Thursday, April 12, 2012

Reading the Tea Leaves

One of the most frustrating parts of appellate advocacy occurs not just when the appellate court reject's one's arguments on appeal, but rather when the appellate court appears to go out of its way to suggest that the problem with the argument is that it was framed improperly. Instead of simply rejecting the argument, the appellate court will offer some gratuitous aside about how another question--undoubtedly one not specifically raised in the appeal, or so the appellate court says--might result in a different resolution. It's essentially a double dose of harsh reality, as if the court were saying that (1) the argument you did in fact make was no good, and (2) if you had made this other argument, you might have won. Implicit in the second observation is that you were likely ineffective for not raising that other argument. Of course, as most appellate practitioners know, if you did in fact make the argument suggested by the appellate court, the opinion would probably say the error was harmless, unpreserved, and/or insufficiently briefed.

All rambling aside, a good example of the gratuitous appellate comment can be found in the recent decision of the Utah Court of Appeals in State v. Tibbets. After rejecting the defendant's arguments about the improper admission of 404(b) evidence, the court casually observes:

Throughout Defendant's analysis of rule 404(b), she claims, without legal support, that rule 404(b) evidence must be "direct evidence" and cannot be an unsubstantiated allegation. While this raises the interesting issue of what quantum of proof must be presented for evidence to be admitted as rule 404(b) evidence, Defendant has failed to convince us that more was required in this case.

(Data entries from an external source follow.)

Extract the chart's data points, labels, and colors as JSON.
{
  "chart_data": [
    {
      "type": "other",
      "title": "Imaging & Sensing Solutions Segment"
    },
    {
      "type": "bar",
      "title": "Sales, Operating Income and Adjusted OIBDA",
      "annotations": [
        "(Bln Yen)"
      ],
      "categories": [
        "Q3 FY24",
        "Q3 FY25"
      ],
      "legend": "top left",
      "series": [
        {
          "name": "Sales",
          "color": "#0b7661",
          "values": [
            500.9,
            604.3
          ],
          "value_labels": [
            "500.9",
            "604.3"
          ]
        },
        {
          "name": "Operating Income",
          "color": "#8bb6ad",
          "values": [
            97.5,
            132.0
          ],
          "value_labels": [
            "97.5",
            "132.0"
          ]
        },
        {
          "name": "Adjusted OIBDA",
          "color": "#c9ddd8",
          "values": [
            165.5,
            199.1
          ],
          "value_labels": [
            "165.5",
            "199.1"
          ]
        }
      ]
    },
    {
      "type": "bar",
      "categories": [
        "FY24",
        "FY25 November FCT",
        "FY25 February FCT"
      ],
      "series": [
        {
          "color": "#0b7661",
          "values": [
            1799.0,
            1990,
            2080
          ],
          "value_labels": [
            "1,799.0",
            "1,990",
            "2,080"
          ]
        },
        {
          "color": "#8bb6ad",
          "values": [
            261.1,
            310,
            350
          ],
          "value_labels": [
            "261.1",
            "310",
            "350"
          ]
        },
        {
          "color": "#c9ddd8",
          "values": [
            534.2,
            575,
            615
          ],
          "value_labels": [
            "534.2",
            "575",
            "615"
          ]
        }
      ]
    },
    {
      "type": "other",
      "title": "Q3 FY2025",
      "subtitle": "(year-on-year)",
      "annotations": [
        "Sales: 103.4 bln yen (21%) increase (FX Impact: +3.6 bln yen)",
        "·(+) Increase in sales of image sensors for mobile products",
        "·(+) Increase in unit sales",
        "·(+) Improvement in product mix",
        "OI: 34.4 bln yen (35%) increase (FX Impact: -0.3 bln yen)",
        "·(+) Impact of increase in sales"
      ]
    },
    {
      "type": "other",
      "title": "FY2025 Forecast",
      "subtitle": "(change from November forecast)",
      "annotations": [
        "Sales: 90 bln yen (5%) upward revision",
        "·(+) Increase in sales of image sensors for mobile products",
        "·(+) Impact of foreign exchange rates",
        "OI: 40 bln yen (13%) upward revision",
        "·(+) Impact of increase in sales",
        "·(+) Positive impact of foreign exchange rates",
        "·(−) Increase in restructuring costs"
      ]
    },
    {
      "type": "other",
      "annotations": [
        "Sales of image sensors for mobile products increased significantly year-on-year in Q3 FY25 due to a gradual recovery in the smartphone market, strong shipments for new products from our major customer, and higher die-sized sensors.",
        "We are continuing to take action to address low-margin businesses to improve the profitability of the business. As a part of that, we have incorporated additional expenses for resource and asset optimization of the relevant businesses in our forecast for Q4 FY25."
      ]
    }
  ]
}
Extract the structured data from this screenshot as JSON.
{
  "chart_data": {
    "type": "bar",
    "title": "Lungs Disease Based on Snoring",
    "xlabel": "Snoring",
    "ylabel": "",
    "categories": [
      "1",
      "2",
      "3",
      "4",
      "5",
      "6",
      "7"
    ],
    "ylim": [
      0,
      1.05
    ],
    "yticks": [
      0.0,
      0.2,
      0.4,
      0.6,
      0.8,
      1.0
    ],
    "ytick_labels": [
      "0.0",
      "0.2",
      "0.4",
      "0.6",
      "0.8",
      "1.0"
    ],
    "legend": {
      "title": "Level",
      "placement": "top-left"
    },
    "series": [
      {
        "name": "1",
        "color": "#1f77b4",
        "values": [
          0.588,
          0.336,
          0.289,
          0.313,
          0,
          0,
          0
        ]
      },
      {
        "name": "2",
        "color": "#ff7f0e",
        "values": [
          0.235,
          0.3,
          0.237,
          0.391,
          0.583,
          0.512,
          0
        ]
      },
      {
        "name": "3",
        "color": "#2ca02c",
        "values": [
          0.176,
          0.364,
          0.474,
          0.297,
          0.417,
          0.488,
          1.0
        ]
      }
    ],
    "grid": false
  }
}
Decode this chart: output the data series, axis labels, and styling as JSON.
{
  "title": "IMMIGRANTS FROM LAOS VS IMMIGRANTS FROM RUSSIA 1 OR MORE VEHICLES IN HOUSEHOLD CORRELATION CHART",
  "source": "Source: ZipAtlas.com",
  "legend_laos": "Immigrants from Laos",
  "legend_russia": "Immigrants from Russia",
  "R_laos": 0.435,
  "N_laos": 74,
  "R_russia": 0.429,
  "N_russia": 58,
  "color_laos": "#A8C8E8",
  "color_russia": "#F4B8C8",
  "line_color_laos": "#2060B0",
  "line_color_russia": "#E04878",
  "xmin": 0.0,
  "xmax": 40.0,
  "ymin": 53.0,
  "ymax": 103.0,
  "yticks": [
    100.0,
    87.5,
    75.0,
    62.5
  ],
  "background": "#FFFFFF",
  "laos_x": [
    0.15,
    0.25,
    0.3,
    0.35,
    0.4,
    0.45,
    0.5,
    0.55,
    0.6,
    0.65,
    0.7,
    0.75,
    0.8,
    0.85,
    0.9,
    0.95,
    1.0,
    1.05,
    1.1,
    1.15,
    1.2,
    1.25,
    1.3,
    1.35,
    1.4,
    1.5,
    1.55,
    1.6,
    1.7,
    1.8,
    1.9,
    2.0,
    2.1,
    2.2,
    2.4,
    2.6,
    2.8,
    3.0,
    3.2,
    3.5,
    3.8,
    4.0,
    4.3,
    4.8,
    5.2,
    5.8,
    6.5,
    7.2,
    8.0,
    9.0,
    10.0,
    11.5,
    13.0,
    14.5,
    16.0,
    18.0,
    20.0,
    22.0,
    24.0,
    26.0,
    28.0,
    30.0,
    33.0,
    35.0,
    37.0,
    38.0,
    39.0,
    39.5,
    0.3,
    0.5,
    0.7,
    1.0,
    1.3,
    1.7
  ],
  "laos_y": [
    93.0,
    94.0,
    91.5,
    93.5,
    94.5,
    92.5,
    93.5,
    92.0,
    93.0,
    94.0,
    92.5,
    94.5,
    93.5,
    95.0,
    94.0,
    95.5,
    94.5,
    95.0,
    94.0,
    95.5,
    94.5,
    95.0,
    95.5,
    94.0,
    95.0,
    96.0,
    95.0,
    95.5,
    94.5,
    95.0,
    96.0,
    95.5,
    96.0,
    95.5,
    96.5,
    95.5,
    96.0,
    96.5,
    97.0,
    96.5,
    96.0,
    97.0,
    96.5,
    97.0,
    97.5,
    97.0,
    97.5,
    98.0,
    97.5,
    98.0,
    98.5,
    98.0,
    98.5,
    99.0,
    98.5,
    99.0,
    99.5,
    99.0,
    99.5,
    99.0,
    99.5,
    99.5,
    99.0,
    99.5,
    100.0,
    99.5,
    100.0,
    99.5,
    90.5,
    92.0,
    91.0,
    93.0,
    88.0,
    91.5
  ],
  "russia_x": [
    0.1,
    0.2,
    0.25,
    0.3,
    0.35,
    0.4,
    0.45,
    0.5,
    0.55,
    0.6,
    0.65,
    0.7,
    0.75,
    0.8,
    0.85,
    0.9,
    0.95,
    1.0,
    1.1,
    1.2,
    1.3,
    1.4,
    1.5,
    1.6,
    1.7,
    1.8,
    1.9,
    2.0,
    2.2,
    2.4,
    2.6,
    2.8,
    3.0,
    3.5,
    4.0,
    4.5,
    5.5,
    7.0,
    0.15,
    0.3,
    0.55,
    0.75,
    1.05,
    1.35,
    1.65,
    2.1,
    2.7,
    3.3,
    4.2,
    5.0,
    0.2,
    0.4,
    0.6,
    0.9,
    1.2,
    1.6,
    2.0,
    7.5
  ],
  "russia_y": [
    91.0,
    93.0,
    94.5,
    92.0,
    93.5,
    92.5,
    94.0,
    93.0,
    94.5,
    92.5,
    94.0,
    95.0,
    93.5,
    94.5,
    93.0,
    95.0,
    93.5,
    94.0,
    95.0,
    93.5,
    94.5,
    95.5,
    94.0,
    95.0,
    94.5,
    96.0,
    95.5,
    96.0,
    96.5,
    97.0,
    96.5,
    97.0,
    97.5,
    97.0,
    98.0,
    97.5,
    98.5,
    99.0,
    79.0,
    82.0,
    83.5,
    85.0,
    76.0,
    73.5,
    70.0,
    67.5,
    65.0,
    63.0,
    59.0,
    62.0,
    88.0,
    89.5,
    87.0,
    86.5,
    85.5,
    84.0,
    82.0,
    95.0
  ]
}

In other words, the Court of Appeals acknowledges that the defendant has raised an "interesting" issue regarding 404(b) evidence, but rather than actually establish a rubric for determining the quantum of proof necessary for future cases, the court simply says that the defendant has not convinced the court that any error occurred. So, I suppose, the defendant must meet a particular threshold showing, though just how much is necessary to meet that threshold is left undetermined. Defense attorneys are thus left guessing what standard, if any, is imposed in Tibbets, and they are also left wondering whether subsequent challenges to the "interesting" question of what quantum of proof is necessary to admit 404(b) evidence will be summarily rejected in a similar fashion. Out of an abundance of caution, however, it may behoove practitioners to address the "interesting" question alluded to by the Court of Appeals. The chances of success aren't great, but at least the court won't claim that you failed to raise the argument.